Traditionally, a method which is used to remove debris from recording heads includes some form of cleaning, either manually or using some form of cleaning tape or cleaning cassette/cartridge. Such a method is normally effective for removing debris on the head itself, but typically requires an operator to perform at least part of the operation. As previously stated, this is frequently not desirable or not possible. Additionally, if debris is stuck on the tape itself, head cleaning will normally not solve this problem.
To avoid problems with debris on the tape itself, 1/2-inch systems in which tape reels were handled by skilled operators can employ special scrapers built into the tape drive. These scraping devices can be effective in removing debris from the tape. In addition, other systems have been designed with separate scraping units. If a tape system failed with a hard write or read error, the operator may first attempt to clean the head by some manual method. If that did not solve the problem, the operator could then remove the tape reel and run it past a scraping device. These methods, coupled with the fact the systems were operating at fairly low linear densities and with wide tracks, can make such operations reliable.

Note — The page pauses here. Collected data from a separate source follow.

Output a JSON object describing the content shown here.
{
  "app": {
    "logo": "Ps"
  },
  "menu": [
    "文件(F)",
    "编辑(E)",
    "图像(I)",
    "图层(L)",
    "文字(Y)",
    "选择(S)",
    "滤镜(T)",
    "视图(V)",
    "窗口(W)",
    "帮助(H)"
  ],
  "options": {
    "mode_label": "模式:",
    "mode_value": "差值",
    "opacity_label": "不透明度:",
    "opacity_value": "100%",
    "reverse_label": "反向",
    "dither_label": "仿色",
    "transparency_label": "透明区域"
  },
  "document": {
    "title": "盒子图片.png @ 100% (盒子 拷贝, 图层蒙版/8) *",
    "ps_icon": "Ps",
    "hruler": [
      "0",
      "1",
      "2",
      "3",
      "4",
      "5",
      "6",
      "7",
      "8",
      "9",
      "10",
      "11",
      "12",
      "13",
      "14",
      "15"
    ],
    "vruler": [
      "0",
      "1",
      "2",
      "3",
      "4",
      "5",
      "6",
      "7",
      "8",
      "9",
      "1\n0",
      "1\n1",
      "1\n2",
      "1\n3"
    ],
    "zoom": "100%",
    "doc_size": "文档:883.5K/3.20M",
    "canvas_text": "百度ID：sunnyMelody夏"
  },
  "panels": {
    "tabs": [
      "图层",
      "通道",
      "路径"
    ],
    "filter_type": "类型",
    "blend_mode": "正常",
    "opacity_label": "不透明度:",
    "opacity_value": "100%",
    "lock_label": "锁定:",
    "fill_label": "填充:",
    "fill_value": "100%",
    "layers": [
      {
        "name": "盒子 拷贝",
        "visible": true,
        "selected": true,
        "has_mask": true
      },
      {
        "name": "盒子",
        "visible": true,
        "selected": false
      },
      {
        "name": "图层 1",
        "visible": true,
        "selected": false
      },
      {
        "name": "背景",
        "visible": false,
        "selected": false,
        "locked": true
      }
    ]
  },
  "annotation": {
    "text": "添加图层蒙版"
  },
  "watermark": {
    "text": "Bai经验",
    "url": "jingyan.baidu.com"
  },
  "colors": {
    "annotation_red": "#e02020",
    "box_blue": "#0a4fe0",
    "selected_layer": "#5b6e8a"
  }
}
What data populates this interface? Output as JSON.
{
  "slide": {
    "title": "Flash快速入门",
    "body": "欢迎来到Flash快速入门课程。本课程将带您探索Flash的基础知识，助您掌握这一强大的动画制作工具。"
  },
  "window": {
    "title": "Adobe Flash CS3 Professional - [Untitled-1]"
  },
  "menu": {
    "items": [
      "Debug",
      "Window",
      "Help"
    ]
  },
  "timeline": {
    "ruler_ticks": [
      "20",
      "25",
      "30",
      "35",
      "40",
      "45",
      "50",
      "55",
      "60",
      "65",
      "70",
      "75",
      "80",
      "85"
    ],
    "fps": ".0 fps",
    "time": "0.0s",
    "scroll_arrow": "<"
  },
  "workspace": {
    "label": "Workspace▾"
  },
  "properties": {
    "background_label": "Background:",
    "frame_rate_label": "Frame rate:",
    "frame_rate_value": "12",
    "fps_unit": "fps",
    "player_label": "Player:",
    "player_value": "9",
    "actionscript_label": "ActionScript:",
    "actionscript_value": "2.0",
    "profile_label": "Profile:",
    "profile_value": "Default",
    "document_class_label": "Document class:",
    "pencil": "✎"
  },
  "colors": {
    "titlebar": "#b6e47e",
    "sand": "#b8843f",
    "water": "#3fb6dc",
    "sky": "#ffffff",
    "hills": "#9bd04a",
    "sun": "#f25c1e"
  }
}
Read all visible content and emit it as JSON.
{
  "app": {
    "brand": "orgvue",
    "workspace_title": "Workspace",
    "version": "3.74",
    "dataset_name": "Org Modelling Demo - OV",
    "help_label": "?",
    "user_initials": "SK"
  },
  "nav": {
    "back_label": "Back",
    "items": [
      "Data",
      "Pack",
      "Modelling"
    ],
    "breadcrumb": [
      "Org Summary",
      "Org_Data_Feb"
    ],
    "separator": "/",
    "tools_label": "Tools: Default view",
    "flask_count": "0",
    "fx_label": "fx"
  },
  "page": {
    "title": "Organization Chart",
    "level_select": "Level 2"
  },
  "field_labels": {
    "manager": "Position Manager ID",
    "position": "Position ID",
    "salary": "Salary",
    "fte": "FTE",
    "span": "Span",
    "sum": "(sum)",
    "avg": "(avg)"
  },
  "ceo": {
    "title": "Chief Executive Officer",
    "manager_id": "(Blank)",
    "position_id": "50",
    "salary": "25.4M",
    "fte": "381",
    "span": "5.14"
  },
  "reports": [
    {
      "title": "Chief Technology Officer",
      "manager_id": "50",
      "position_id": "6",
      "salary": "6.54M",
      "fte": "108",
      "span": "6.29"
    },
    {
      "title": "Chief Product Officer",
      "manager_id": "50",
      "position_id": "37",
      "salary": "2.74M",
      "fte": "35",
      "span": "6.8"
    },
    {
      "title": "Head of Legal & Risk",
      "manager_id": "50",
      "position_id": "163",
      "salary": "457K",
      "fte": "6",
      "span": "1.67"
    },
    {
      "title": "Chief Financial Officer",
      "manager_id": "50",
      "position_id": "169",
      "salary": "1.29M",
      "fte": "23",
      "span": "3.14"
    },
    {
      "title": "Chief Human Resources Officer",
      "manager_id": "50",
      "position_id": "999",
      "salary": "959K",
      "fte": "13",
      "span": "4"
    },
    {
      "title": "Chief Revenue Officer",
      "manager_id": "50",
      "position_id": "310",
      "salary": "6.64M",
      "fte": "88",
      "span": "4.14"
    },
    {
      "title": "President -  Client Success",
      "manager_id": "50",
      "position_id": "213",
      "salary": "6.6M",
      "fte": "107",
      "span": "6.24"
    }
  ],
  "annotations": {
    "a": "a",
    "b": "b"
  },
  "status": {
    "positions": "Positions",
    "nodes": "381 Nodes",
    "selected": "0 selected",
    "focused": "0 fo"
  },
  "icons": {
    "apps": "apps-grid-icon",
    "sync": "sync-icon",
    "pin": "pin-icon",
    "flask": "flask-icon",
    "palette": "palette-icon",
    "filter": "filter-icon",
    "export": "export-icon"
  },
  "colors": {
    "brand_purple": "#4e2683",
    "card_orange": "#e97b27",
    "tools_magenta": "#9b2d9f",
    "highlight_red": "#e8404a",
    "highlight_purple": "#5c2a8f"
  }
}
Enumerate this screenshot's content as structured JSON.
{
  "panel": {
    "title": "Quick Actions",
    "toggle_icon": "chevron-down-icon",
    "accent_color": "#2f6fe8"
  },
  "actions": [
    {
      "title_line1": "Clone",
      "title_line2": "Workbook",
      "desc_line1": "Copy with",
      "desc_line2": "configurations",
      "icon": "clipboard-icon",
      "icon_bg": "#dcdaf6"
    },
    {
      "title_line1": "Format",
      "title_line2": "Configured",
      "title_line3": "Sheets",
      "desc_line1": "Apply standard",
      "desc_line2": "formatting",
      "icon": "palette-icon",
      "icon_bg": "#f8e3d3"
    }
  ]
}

Today, however, the situation has changed. First, the most popular form of tape drive system is no longer the 178 -inch reel-to-reel system. The 174 -inch tape cartridge is now the most popular form of tape for data storage. Some cartridges can hold more than two GBytes of data. However, the 1/4-inch tape cartridge has the problems related to hard write and read errors. For such high capacity systems, errors are becoming more and more of a problem. This is partially due to the increase in linear density and number of tracks, and further due to the fact that systems are typically operated by non-skilled workers in all kinds of environments. Additionally, since the tape is inside the cartridge, tape cleaning is more difficult. Traditional scrapers cannot normally be used since they may negatively influence the high density recordings.